Mexico, too, has almost always meddled in energy policy. Almost all the electricity there has been generated by the Federal Electricity Commission. A huge amount of that is generated by burning coal. And until very recently, there was no alternative.

Finally, thanks to internal reforms, individuals will be allowed to generate power and sell it into the grid. That will create competition that should force the state electricity giant to become more efficient and even greener.

“For the first time, it will be able to sell natural gas to private-sector users -- a business previously reserved for Pemex, the state oil monopoly,” The Economist reports. Mexico is finally taking steps to shatter its state-run monopolies and allow competition in its energy sector. That should drive down prices and benefit everyone. “With cheap energy, Mexico will be unstoppable,” predicts economist Luis de la Calle.
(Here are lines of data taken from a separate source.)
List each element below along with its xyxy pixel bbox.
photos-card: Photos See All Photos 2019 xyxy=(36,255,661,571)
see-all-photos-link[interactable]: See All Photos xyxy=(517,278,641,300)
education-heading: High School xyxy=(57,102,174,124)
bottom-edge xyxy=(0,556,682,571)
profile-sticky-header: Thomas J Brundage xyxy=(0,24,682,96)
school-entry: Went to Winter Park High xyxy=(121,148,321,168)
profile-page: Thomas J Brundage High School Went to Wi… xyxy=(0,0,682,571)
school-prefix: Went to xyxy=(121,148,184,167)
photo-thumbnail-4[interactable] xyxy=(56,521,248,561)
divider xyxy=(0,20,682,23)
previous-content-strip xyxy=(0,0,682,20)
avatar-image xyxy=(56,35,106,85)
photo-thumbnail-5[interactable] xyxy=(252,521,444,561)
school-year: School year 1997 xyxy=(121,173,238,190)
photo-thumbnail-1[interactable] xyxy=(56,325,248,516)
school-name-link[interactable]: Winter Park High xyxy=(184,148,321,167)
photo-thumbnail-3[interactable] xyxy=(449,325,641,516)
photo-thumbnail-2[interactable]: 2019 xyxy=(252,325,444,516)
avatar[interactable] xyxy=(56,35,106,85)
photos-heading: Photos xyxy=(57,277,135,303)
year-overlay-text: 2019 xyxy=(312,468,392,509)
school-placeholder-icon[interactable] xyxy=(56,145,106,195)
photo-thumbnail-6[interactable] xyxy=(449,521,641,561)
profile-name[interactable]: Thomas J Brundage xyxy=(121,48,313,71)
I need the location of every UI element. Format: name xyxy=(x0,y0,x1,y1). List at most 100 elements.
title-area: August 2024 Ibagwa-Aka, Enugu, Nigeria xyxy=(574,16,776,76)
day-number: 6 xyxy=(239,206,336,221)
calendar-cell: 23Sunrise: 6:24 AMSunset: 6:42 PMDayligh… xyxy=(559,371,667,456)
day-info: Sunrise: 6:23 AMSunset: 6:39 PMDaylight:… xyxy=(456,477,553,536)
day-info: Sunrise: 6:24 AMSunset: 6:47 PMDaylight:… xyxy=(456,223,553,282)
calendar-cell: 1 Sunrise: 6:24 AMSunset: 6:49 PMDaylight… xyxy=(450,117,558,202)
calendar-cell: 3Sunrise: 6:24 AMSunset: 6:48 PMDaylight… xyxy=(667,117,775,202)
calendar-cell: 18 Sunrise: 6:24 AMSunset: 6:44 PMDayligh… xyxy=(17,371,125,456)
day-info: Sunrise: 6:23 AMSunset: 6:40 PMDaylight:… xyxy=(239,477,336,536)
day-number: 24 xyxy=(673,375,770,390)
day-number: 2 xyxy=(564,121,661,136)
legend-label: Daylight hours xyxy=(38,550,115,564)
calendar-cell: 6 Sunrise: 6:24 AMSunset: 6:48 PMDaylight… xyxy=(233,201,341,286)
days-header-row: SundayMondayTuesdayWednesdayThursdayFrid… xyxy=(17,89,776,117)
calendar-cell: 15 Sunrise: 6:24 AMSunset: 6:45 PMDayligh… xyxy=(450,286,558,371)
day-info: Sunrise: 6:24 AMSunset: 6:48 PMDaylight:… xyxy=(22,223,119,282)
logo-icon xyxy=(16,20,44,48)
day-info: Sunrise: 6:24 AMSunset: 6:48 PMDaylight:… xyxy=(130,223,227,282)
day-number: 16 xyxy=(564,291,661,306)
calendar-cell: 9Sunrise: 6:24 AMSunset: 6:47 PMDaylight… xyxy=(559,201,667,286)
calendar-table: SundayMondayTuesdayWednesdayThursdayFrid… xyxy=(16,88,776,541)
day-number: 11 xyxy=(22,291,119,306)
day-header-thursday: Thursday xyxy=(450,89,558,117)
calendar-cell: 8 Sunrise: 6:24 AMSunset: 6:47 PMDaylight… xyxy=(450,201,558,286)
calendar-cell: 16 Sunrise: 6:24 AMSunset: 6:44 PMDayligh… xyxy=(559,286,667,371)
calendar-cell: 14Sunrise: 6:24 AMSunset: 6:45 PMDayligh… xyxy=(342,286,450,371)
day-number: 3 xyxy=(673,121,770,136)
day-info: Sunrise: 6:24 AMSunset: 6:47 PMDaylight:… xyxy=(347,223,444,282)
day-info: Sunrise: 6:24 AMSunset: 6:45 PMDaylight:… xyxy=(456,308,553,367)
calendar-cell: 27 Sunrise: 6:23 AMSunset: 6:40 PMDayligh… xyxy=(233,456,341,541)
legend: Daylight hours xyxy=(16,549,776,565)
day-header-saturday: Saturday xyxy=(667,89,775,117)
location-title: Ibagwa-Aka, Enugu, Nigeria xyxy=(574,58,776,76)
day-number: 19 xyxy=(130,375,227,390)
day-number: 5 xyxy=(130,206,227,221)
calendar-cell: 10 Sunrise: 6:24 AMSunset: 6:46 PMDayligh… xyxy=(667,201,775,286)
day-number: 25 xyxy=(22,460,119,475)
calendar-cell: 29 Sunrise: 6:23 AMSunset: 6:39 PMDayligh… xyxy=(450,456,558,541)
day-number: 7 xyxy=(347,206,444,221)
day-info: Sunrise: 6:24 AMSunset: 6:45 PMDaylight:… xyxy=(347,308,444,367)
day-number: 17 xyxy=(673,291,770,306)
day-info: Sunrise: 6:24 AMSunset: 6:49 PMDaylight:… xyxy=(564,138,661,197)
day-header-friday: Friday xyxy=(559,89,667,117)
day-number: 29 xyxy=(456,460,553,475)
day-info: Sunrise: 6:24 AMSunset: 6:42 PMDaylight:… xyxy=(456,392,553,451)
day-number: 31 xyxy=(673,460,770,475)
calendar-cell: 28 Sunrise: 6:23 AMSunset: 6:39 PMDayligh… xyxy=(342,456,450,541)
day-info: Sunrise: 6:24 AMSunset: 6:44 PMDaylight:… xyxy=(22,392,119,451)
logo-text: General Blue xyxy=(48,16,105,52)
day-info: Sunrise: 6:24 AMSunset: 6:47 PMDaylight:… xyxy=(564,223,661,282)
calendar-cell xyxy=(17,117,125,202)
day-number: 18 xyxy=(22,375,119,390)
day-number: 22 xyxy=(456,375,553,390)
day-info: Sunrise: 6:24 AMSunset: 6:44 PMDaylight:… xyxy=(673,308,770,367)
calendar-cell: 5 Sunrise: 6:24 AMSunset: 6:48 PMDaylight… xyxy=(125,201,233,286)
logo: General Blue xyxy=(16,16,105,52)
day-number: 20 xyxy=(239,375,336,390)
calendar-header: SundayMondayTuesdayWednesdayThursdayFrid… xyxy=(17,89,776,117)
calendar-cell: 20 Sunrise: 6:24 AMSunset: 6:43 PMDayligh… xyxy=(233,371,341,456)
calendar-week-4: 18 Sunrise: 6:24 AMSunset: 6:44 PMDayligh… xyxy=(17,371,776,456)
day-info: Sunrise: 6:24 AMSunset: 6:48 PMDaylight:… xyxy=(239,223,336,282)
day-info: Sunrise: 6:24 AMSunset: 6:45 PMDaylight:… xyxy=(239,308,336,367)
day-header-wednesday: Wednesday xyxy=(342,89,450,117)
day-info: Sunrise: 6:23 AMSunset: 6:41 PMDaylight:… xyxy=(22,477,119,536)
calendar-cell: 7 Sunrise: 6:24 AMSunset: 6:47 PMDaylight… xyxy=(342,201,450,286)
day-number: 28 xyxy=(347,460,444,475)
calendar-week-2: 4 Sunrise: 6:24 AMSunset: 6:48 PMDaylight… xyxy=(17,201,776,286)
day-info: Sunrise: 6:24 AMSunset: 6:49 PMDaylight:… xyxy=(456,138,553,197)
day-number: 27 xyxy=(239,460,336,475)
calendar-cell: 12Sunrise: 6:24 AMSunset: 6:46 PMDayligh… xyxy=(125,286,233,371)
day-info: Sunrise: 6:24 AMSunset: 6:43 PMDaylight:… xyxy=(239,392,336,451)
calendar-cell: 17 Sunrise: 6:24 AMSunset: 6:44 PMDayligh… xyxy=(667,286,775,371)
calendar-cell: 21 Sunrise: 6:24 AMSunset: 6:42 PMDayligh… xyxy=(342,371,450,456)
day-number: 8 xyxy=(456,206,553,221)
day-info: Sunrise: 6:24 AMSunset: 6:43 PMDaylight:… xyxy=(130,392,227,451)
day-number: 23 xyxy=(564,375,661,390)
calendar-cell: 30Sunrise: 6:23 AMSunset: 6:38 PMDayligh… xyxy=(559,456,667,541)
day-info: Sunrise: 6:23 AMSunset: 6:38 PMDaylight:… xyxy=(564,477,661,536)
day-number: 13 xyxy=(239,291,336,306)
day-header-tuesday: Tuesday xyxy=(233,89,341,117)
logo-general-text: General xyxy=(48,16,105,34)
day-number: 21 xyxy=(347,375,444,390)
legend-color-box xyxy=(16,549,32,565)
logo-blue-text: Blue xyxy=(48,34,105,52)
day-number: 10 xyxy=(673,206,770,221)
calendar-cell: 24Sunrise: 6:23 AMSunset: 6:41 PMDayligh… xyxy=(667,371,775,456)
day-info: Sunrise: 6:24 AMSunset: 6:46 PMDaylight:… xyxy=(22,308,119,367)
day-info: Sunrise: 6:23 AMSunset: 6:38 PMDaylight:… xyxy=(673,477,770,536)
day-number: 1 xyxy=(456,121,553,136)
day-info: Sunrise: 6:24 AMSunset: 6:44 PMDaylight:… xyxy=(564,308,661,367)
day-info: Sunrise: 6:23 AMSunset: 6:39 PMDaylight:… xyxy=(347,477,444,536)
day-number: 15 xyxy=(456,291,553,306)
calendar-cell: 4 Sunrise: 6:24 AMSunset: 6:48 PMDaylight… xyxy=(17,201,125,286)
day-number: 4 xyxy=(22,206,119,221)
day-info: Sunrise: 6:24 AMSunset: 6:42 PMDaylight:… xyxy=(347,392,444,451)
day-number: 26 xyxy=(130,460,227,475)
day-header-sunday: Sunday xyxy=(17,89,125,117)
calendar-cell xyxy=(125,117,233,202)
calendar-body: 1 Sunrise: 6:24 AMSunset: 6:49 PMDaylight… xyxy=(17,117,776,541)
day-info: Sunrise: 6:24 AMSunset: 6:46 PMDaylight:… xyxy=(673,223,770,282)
But in the United States, we’re allowing greater government control. Not necessarily through ownership, but through government regulation of utilities.

In a different Forbes piece, Gerdes explains the National Environmental Policy Act. “Basically, anytime a proposed action would take place on federal land, receive federal money, or fall under the jurisdiction of a federal agency, the responsible agency (often the BLM, Forest Service, or Fish and Wildlife Service) is required, under NEPA, to analyze the project’s environmental impact,” he writes. Doesn’t sound as if there’s much “basic” about it.

Worse, one of the factors that these government agencies will be looking at will be “climate change.” That’s the thing we used to call “global warming,” until the globe stopped warming. That was 17 years ago and happened “despite the unexplained failure of climate scientists’ computer models to predict it,” asBritain’s Daily Mail pointed out last year.

This seems to be the real divide in American politics today. Not between Democrats and Republicans. Not between conservatives and liberals. But between those who are primarily concerned about “climate change” and those who think other things, say jobs, are more important.

President Obama is safely on the “climate change” side of the divide. Concern about “climate” is a recurring feature of his speeches. But polls show that jobs are more important to most Americans than concerns about the environment. Some 47 percent told Gallup in April that “economic problems” were our most important concern. “The economy” in general and “jobs” in particular were next on the list. “Energy” didn’t register, but “the environment” did: with one percent of Americans.

“Perhaps America’s political and news leaders have given up on, or simply forgotten about, the unemployed and underemployed,” Gallup’s CEO mused last year. “Apparently, Big Unemployment is the new normal.”

But we can’t allow it to become “normal” for millions to be underemployed. Not if we want our children and grandchildren to grow up in a booming economy that offers them opportunity to succeed. We need governments to step back, slash regulations, and unleash our power and our people.